J’aime chanter en solo, dire mes intuitions personnelles, «faire mon intéressant», mais j’aime aussi inviter le public à chanter. Ce n’est pas inconciliable. Quand Pete Seeger lance des chants profanes, il reprend la technique des preachers: je t’envoie une phrase et tu me la renvoies. C’est un système qu’on retrouve dans nos chansons folkloriques, dans la musique africaine et même dans les litanies. Ce jeu-là donne de la dynamique au chant, de la vie.
Pour en revenir à vos groupes, il y a eu le groupe Crëche…
Oui. C’est mon troisième groupe. Professionnel, celui-là. Cinq individualités dont trois transfuges de divers groupes: Mannick des «Collégiennes de la Chanson», Jean Humenry des «Étrangers», et moi de «Folklove». Bernand Haillant, lui, chantait à la Contrescarpe et Jo Akepsimas composait des chants d’église tendance Jazz.
L’alchimie a-t-elle pris tout de suite?
Oui rapidement! Nous avons mis en commun nos compétences… et nos incompétences. Pour ma part, j’étais auparavant le leader des groupes que j’avais initiés. Là, j’étais enfin confronté à de fortes personnalités qui me permettaient de progresser artistiquement et humainement. J’ai énormément appris. Et puis, il y avait, dans nos spectacles une partie théâtrale dans laquelle je m’épanouissais, un aspect scénique impromptu dans la ligne de Jérôme Savary et du Grand Orchestre du Splendid.
Y avait-il de l’humour dans vos spectacles?

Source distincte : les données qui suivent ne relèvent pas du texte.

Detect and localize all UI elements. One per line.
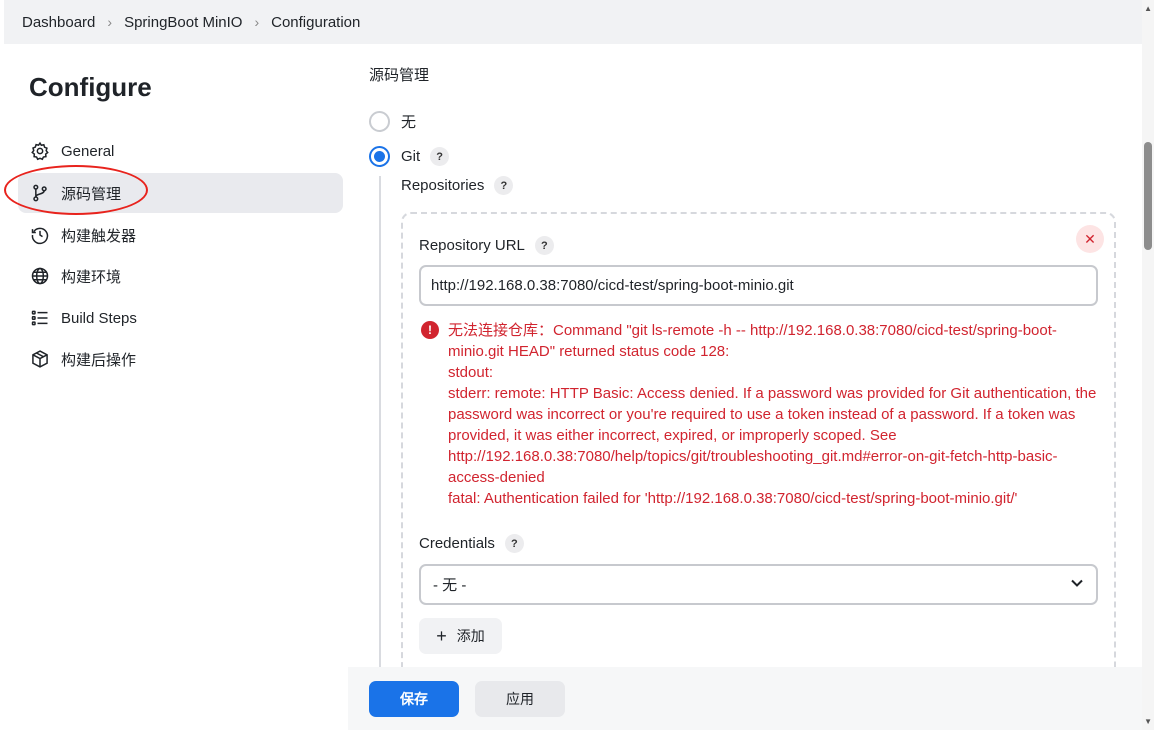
help-icon[interactable]: ? bbox=[430, 147, 450, 166]
breadcrumb-dashboard[interactable]: Dashboard bbox=[22, 14, 95, 31]
chevron-right-icon: › bbox=[107, 14, 113, 30]
add-button-label: 添加 bbox=[456, 628, 485, 644]
apply-button[interactable]: 应用 bbox=[475, 681, 565, 717]
bottom-action-bar bbox=[348, 667, 1142, 730]
sidebar-item-build-environment[interactable]: 构建环境 bbox=[18, 256, 343, 296]
breadcrumb: Dashboard › SpringBoot MinIO › Configura… bbox=[4, 0, 1142, 44]
breadcrumb-project[interactable]: SpringBoot MinIO bbox=[124, 14, 242, 31]
globe-icon bbox=[29, 265, 51, 287]
page-title: Configure bbox=[29, 72, 152, 102]
repository-url-label-text: Repository URL bbox=[419, 237, 525, 254]
list-icon bbox=[29, 307, 51, 329]
sidebar-item-general[interactable]: General bbox=[18, 131, 343, 171]
sidebar-item-label: 构建后操作 bbox=[61, 351, 137, 369]
section-title-scm: 源码管理 bbox=[369, 67, 430, 84]
scroll-down-arrow-icon[interactable]: ▼ bbox=[1144, 717, 1152, 726]
repository-url-label: Repository URL ? bbox=[419, 236, 554, 255]
credentials-label: Credentials ? bbox=[419, 534, 524, 553]
git-section-divider bbox=[379, 176, 381, 676]
breadcrumb-configuration[interactable]: Configuration bbox=[271, 14, 360, 31]
clock-icon bbox=[29, 224, 51, 246]
save-button[interactable]: 保存 bbox=[369, 681, 459, 717]
radio-git[interactable] bbox=[369, 146, 390, 167]
add-credentials-button[interactable]: + 添加 bbox=[419, 618, 502, 654]
radio-none[interactable] bbox=[369, 111, 390, 132]
plus-icon: + bbox=[436, 625, 447, 646]
branch-icon bbox=[29, 182, 51, 204]
help-icon[interactable]: ? bbox=[494, 176, 514, 195]
repositories-label-text: Repositories bbox=[401, 177, 485, 194]
scm-option-none[interactable]: 无 bbox=[369, 111, 416, 132]
gear-icon bbox=[29, 140, 51, 162]
help-icon[interactable]: ? bbox=[534, 236, 554, 255]
sidebar-item-label: General bbox=[61, 142, 115, 160]
radio-label-git: Git bbox=[401, 148, 421, 165]
sidebar-item-label: 构建环境 bbox=[61, 268, 122, 286]
close-icon[interactable]: ✕ bbox=[1076, 225, 1104, 253]
credentials-select[interactable]: - 无 - bbox=[419, 564, 1098, 605]
error-icon: ! bbox=[421, 321, 439, 339]
repositories-label: Repositories ? bbox=[401, 176, 514, 195]
sidebar-item-build-triggers[interactable]: 构建触发器 bbox=[18, 215, 343, 255]
radio-label-none: 无 bbox=[401, 114, 417, 131]
chevron-right-icon: › bbox=[254, 14, 260, 30]
credentials-label-text: Credentials bbox=[419, 535, 495, 552]
sidebar-item-label: 源码管理 bbox=[61, 185, 122, 203]
sidebar-item-label: 构建触发器 bbox=[61, 227, 137, 245]
sidebar-item-scm[interactable]: 源码管理 bbox=[18, 173, 343, 213]
repository-url-input[interactable] bbox=[419, 265, 1098, 306]
help-icon[interactable]: ? bbox=[504, 534, 524, 553]
scrollbar-thumb[interactable] bbox=[1144, 142, 1152, 250]
chevron-down-icon bbox=[1070, 576, 1084, 594]
credentials-selected-value: - 无 - bbox=[433, 577, 467, 594]
scm-option-git[interactable]: Git ? bbox=[369, 146, 450, 167]
scroll-up-arrow-icon[interactable]: ▲ bbox=[1144, 4, 1152, 13]
sidebar-item-build-steps[interactable]: Build Steps bbox=[18, 298, 343, 338]
error-message: 无法连接仓库：Command "git ls-remote -h -- http… bbox=[448, 322, 1097, 507]
box-icon bbox=[29, 348, 51, 370]
sidebar-item-post-build[interactable]: 构建后操作 bbox=[18, 339, 343, 379]
sidebar-item-label: Build Steps bbox=[61, 309, 137, 327]
page-scrollbar[interactable]: ▲ ▼ bbox=[1142, 0, 1154, 730]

À revendre… Après une première partie assez classique où chacun donnait un mini-récital accompagné par les quatre autres, la seconde était totalement débridée, farfelue et humoristique. Tout pouvait arriver. Je peux me vanter d’avoir chanté sur la scène de l’Olympia en bermuda, avec masque et tuba, palmes aux pieds: le ridicule ne tue pas. En tout cas, c’était une expérience de compagnonnage vraiment intéressante…

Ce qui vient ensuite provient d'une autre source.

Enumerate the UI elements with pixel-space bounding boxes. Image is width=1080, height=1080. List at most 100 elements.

Une anecdote un peu loufoque à nous raconter?
Un soir où je leur avais envoyé une vanne à la fin d’une chanson, mes quatre copains ont fait un sitting protestataire: grève sur le tas. Une autre fois, je suis tombé volontairement dans la fosse d’orchestre où j’avais empilé des matelas: ils ont cru que je m’étais fracassé. C’était un humour potache. Et le public en redemandait.
Comment allier un métier de chanteur avec votre vocation de prêtre?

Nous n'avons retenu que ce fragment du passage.